Циклопические террасы взбирались к вершине горы. Древний зиккурат? Храм Ушедших — гигантов, сгинувших во тьме веков? Ни маги, ни мудрецы не знали ответа на этот вопрос. Гранит террас, в прошлом голых, как ребра скелета, занесло песком и глиной. На них проросли самые стойкие травы. Умирая, травы удобряли собой почву, превращая ее в перегной, куда ветер приносил семена иных растений. Сейчас террасы были покрыты зарослями можжевельника и ядовитого олеандра. Гора справила себе шапку из зеленого каракуля — и задумалась: идет ли ей обнова?
В одном месте тело горы рассекала узкая щель — от подножья до вершины. Издалека она виделась черным провалом в преисподнюю. Вблизи же расщелина представала в ином виде. Она имела пятнадцать шагов в ширину. На дне начиналась вырубленная в камне лестница. По ней поднимался высокий, худой как жердь старец в бархатной мантии — лиловой с золотом. Посох, в чьем навершии плясала алая вьюга, стучал по камню. Достигнув площадки, венчавшей лестницу, старец направился к темной арке. Вход стерегли изваяния: женщина с головой кобры и мужчина с головой носорога. У подножия статуй замерли два живых стража. На вид — люди; только одна походила на змею, готовую к броску, а другой мощью телосложения мог поспорить со статуей-двойником.
Старец остановился.
— Я — Симон Остихарос. Я хочу видеть Верховного.

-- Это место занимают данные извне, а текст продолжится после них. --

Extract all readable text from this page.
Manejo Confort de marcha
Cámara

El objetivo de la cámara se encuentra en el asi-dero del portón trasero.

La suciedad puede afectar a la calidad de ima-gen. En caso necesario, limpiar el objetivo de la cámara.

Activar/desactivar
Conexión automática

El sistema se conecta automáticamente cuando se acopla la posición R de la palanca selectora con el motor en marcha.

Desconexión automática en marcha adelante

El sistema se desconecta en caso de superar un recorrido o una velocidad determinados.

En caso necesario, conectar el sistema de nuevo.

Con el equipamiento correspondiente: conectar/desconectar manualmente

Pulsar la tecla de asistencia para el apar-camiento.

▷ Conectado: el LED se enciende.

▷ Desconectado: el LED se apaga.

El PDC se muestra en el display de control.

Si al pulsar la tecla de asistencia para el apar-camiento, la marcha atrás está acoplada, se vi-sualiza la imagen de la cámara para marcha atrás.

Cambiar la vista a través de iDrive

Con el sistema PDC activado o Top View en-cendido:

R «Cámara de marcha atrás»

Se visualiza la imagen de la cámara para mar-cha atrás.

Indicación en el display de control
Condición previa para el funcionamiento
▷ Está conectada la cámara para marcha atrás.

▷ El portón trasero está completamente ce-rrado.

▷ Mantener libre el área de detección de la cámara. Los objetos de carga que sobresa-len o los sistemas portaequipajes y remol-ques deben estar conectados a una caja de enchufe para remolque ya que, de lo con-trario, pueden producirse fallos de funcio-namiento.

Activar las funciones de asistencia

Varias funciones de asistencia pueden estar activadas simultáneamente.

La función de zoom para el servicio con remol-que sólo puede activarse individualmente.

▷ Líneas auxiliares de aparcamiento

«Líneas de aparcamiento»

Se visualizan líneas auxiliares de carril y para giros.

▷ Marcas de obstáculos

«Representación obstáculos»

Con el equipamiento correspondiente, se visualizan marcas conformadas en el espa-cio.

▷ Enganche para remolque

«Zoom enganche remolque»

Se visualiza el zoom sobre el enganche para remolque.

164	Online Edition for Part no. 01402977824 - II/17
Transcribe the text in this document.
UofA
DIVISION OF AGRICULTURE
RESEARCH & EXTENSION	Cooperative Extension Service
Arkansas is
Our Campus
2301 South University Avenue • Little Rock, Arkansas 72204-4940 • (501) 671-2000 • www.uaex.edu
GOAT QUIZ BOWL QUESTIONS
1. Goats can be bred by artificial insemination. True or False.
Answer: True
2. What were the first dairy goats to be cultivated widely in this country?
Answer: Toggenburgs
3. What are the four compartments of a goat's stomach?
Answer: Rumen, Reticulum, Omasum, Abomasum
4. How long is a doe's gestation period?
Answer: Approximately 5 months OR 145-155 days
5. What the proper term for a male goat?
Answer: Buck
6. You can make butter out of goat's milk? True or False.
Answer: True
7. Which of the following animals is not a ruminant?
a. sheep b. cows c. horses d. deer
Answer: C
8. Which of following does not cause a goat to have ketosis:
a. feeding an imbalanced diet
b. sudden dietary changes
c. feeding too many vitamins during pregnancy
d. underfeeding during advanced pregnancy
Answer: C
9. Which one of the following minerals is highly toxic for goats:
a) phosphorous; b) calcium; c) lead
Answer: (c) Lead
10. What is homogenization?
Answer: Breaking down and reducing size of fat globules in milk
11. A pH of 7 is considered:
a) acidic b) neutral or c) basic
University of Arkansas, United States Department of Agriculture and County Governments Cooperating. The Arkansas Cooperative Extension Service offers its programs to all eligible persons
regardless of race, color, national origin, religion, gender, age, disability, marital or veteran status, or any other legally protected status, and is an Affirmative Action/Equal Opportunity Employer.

Голос мага эхом загулял в недрах горы.
— Впустите его, — повелела гора.
И следом, подчеркнуто вежливым тоном:
— Войди, Пламенный. Тебя ждут.
— Благодарю.
Просторный зал встретил гостя гулкой пустотой. На стенах горели факелы, освещая двенадцать барельефов, шедших по кругу. Мясник, могучий, как титан, занес топор над тушей быка. Лучник с изумрудом, сверкающим в правой глазнице, натянул тетиву. Танцовщица была похожа на пожар, мечущийся над городом. Каменщик напоминал шестирукого божка. Табунщик врос в лошадь, став частью животного. Наложница, воин, ювелир…
И несся, как ветер, длинноногий скороход.
Над каждым барельефом, меняя цвет, переливался крупный опал. Факела вспыхнули ярче. Остихарос различил три фигуры — возникнув в дальнем конце зала, они двинулись навстречу магу. Впереди шел статный мужчина в темно-синей, расшитой серебром хламиде. Голову его венчала митра, высокая и жесткая, а на груди, ниже завитой колечками бороды, сверкал все тот же опал — символ Многоликого.
Двое адептов тенями следовали за старшим жрецом.
— Приветствую тебя, Верховный.
— Привет и тебе, Пламенный.
— Как жизнь, Сагиран? — прищурился маг, давая понять, что с официальными приветствиями он покончил. — Вижу, борода твоя черна по-прежнему. Употребляешь мой эликсир?
— Он действует, — улыбнулся старший жрец. — Ты явился одарить меня новой порцией?
— Я пришел забрать своего ученика. И надеюсь мирно уладить этот вопрос.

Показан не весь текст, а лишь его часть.